However, the favored route for the last section, which would run roughly along River Road from the Big Four Bridge to the city of Prospect, will be the final leg of a plan to provide a 111-mile path around the city for bicyclists, runners and walkers.
Some major pieces are completed, such as the Parklands of Floyds Fork. Other stretches, such as the path from Prospect to the new Lewis and Clark Bridge, are in line for construction. And some sections, such as the River Road stretch, are awaiting design.
The latest from loop consultants shows how the 9-mile pathway might look along River Road and through the areas of the Louisville Boat Club, the Knights of Columbus, Champions Park and Carrie Gaulbert Cox Park.
Much of it resembles a wide sidewalk separated from River Road by wide grassy area or fencing. Some existing parkland could be incorporated into the trail, but would have to be upgraded to meet the standards for the entire loop.
However, nothing gets done without money. Much has come from the federal government with the city kicking in matching funds. Finding money to pay design and construction is still on piecemeal basis, and right now all of the available money has been earmarked.
The good news is about 49 miles has been completed and 26 miles are projected to begin construction within three years. Funding for the 26 miles totals $32 million and is only accessible if about $6 million in local matching funds can be secured.
The grand total for the loop project is about $95 million, said Lisa Hite, senior planner with the Metro Parks and Recreation Department.
Metro Parks and Recreation hopes to complete the loop within the next decade, said Milana Boz, project manager with Metro Parks. However, that estimate is based on the notion funding would continue to be lined up and secured each year of the project.

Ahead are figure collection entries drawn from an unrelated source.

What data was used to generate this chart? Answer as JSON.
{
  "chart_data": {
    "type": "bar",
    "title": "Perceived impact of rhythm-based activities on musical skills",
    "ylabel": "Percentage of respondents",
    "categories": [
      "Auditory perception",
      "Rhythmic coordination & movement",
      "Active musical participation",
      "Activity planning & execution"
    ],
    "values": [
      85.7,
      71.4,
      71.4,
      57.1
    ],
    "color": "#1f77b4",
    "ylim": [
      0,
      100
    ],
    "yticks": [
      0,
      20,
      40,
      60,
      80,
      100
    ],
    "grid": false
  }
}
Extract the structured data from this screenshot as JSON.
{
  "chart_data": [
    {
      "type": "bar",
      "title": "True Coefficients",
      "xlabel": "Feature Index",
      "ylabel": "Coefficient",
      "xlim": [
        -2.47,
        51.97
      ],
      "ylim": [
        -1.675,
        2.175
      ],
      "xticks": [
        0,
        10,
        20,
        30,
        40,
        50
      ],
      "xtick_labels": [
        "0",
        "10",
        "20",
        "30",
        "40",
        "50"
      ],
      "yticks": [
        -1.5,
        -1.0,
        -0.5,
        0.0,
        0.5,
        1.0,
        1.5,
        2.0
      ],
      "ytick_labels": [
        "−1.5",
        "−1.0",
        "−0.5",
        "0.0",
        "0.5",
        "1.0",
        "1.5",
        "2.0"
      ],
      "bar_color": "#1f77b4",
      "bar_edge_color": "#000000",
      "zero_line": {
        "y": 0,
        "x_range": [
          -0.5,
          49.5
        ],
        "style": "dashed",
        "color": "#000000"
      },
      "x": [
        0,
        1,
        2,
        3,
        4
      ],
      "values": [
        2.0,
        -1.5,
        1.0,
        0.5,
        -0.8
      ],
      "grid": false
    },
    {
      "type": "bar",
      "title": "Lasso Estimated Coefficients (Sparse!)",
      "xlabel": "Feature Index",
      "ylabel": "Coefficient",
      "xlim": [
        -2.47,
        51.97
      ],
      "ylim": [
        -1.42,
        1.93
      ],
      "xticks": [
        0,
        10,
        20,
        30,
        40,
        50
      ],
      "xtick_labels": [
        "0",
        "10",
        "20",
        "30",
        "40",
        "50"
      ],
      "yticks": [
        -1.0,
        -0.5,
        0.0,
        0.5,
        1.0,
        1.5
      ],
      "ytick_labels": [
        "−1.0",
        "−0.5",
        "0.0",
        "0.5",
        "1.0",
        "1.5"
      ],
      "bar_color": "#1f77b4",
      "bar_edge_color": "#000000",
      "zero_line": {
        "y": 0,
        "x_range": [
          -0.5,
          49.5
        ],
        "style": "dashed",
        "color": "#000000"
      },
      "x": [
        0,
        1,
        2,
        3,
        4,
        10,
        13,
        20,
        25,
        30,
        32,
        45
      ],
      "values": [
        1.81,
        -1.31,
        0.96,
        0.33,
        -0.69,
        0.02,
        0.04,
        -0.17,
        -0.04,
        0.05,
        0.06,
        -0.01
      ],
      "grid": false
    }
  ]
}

“It’s a big arm-wrestling match,” Hite said.
Seeking money in bits and pieces has allowed Metro Parks to identify low-hanging fruit, or easier segments of the project to design and construct, so that some sections like the Parklands of Floyds Fork can be completed along the way.
Most of the funding has come from federal grants, such as Surface Transportation funds, but Hite said competition for federal funding is fierce.
However, money has been secured for the section of the loop connecting the Lewis and Clark Bridge to Prospect for design and construction. Erika Nelson, Metro Parks community relations administrator, said in an email that Metro Parks is working to finalize this specific section. A project update document from Metro Parks places the projected construction of this specific section for 2018.
Twenty other routes were considered for the longer River Road section, dubbed the Ohio River Valley Northeast, but the recommended route option goes along what Ron Taylor, partner with Taylor Siefker Williams design group, called the River Road/Interurban corridor.
“Almost the entire route focuses on River Road,” he said.
The total amount of federal funding estimated to complete the Loop stands at $75 million, which means the city, or private sources, have to match these funds by approximately $19 million; as federal transportation funding is typically 80 percent federal and 20 percent local. That brings the total to the aforementioned $95 million.
The grant would need a $500,000 match from the city if received. The executive budget has yet to be approved, but regardless if the grant is awarded, the money from Metro would still go toward the Loop, Poynter said.
“It’s one thing we can all agree on,” Poynter said of the support for the Loop from the mayor’s office and Metro Council.
As it stands, only the only completed sections are the Parklands of Floyds Fork and from the Big Four Bridge to Farnsley-Moremen Landing.
The Parklands has always been a popular destination for cyclists, walkers, runners and people training for marathons, but the loop itself has also drawn more people to the parks, according to Anna Rosales-Crone, communications coordinator for the Parklands.
Last year, the Parklands was fully connected to the loop system; the connecting piece, called The Strand, has become popular area, she said.
“The Louisville Loop itself is a very popular area for visitors,” she said.
Not only has the loop gained prominence in Louisville, but on the national stage as well.
Rails-to-Trails Conservancy, a nonprofit organization, has been researching different trail systems across the U.S. to make their case to get funding included for pedestrian and cycling trails in a future federal budget, Patrick Wojahn, director of government relations for the conservancy, said.
“We’ve seen across the country how these projects can help transform communities,” Wojahn said.
Hite said the Conservancy reached out to them as they were gathering information on various projects. Wojahn said he heard about the Loop from speeches given by the mayor and that the project is known nationwide as “a project that’s going to be transformative.”
“It’s hard for people to envision what goes on in each of these little segments, but when we start to knit more and more together it’ll be really clear it’s going to be a real treasure,” she said. “It just takes time.”
BY THE NUMBERS
Total miles: 111
Total complete: 49
In design phase: 26
Estimated cost of sections in design phase: $26 million
Federal funding obtained since 2007: $17.5 million
Sections complete: Big Four Bridge to the Farnsley-Moremen Landing; Parklands, which starts on Shelbyville Road at Beckley Creek Park and ends at Broad Run Park on Bardstown Road.
Sections in design phase: Campground Road, Jefferson Memorial Forest, Middletown-Eastwood Trail, McNeely Lake Park section, Olmsted Parkways, Ohio River Valley Northeast and A.B. Sawyer Greenway.